NIMA ELBAGIR: Forty kilometers away at Torkham is the official border crossing, but even here, in full view of the authorities, there are children struggling to support their families by risking their own lives.

I asked this little girl where she was coming from.

And what have you brought with you?

Flour. How much flour have you brought?

AFGHAN GIRL (through translator): It's 10 kilograms.

NIMA ELBAGIR: Was does your family think?

AFGHAN GIRL (through translator): My family knows that it is bad.

NIMA ELBAGIR: Do you ever get stopped?

AFGHAN GIRL (through translator): Yes, the police recently caught me and beat me.

NIMA ELBAGIR: And who have you brought the flour in for?

AFGHAN GIRL (through translator): There's a businessman we work for.

NIMA ELBAGIR: How much do you get paid to bring that flour in?

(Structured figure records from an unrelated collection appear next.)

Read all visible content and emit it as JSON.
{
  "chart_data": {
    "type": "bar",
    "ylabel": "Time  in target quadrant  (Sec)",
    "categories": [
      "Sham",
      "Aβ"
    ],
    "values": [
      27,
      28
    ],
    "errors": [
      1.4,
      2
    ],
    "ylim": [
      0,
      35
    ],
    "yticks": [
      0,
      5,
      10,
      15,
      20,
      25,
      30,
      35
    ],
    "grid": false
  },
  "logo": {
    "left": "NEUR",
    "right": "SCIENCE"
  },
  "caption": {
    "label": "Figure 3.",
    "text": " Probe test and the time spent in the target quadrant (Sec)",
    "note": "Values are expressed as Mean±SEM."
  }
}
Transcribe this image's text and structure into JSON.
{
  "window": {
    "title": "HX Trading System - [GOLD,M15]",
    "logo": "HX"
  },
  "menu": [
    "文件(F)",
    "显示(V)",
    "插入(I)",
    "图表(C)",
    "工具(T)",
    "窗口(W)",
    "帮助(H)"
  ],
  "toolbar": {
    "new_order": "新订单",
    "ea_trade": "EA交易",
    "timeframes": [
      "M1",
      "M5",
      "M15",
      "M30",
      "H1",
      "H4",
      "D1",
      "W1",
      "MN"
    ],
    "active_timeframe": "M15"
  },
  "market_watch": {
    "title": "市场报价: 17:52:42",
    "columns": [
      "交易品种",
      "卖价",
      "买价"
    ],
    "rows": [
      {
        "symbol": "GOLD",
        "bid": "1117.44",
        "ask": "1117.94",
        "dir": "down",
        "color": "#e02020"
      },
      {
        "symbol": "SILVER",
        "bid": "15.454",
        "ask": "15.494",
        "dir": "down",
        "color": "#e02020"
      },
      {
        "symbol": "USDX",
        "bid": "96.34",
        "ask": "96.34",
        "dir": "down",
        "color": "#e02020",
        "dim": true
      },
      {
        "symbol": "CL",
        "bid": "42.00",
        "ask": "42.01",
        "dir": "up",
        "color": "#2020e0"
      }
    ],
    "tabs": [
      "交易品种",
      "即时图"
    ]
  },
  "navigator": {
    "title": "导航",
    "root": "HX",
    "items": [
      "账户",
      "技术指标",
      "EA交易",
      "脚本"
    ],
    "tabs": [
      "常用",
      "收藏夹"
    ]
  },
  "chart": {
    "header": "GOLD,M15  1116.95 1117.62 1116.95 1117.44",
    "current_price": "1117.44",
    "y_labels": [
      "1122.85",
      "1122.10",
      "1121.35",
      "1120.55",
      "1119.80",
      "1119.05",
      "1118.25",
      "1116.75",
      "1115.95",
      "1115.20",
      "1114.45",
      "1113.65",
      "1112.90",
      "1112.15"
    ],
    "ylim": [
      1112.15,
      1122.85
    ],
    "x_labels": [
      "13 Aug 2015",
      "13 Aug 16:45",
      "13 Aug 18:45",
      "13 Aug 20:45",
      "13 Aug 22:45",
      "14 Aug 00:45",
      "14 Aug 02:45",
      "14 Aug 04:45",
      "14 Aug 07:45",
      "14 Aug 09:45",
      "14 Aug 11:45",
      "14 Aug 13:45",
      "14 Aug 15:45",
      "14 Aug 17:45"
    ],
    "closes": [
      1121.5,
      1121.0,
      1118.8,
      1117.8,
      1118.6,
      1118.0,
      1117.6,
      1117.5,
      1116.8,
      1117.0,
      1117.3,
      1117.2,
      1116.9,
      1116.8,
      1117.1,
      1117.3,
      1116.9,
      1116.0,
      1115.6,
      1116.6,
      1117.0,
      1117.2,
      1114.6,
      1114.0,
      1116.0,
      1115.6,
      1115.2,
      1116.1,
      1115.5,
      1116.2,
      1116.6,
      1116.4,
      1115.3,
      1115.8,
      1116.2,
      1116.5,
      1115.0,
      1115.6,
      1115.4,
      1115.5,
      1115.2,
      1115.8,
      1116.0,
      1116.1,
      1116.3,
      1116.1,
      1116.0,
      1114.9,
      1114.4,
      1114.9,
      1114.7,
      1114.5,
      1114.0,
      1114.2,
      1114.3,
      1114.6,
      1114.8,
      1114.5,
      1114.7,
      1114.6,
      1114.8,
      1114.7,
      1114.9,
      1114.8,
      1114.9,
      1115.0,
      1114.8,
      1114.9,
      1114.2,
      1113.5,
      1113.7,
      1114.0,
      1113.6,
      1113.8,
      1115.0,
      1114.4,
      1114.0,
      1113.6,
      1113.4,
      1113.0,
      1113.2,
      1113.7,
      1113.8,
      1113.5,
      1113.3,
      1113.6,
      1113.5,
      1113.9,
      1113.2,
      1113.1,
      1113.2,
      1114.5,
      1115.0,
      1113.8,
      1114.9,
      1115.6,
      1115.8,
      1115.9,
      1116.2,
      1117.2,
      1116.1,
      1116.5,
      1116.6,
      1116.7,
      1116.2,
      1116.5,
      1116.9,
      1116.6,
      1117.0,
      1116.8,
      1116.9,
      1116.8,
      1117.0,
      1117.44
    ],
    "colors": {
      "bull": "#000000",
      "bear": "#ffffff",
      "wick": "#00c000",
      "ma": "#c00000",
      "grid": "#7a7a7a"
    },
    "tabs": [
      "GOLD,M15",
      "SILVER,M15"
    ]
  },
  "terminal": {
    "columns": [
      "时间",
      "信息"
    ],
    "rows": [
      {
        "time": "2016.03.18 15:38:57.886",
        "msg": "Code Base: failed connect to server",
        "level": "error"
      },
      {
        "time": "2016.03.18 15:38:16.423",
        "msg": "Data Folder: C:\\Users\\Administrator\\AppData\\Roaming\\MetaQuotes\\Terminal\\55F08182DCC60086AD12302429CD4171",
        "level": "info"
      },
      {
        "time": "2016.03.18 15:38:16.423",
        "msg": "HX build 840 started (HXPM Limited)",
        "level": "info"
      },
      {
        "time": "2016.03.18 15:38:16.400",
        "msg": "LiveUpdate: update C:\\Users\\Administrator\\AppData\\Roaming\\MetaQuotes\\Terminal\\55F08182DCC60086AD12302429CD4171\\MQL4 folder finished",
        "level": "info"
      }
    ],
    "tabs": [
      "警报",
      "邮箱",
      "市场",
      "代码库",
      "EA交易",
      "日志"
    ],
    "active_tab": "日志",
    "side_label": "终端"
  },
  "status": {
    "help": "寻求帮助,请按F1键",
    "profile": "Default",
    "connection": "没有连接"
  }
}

AFGHAN GIRL (through translator): I get paid 13 Pakistani rupees for each 20 kilograms I carry.

Only children can cross border


NIMA ELBAGIR: Thirteen Pakistani rupees is the equivalent of 16 U.S. cents for each two-mile roundtrip, and often they have to make the crossing several times a day to earn enough money to take home.

In 2007, Pakistan banned all wheat exports to Afghanistan, but the rising cost of staples has pushed the business underground where it's flourishing on child labor.

The children tell us the businessmen they work for buy each bag of flour for 300 Pakistani rupees and sell it on for 1,000 rupees, more than three times the original price. This little boy is taking scrap metal to be sold in Pakistan.

Who are you taking this for?

AFGHAN BOY (through translator): There are some people that side of the border who buy it as scrap.

NIMA ELBAGIR: So why are you taking it over the border, not the businessman?

AFGHAN BOY (through translator): Only children can get over this border. The man I work for beats me if I refuse to take it.

'A new chapter in desperation'


NIMA ELBAGIR: For decades, the nearly 2,500-kilometer border between Pakistan and Afghanistan has remained porous and volatile. Today, the International Organization of Migration estimates that there are over 200 illicit crossing points which the Afghan government is aware of but lacks the resources to man.

And with the growing insecurity, the chances of the promises of aid made to them being fulfilled grow even less likely. In Tsasubi, they say they're losing hope.

AMIR KHAN (through translator): We have no schools or hospitals. We have no factories for our children to work. We were illiterate here. None of us had any education. And now I worry that the same thing will happen to our children, that they'll have no future. What shall I do? You tell me.

NIMA ELBAGIR: Smuggling and the risks that come with it has always been an accepted part of people's lives here, but risking their children's lives heralds a new chapter in desperation.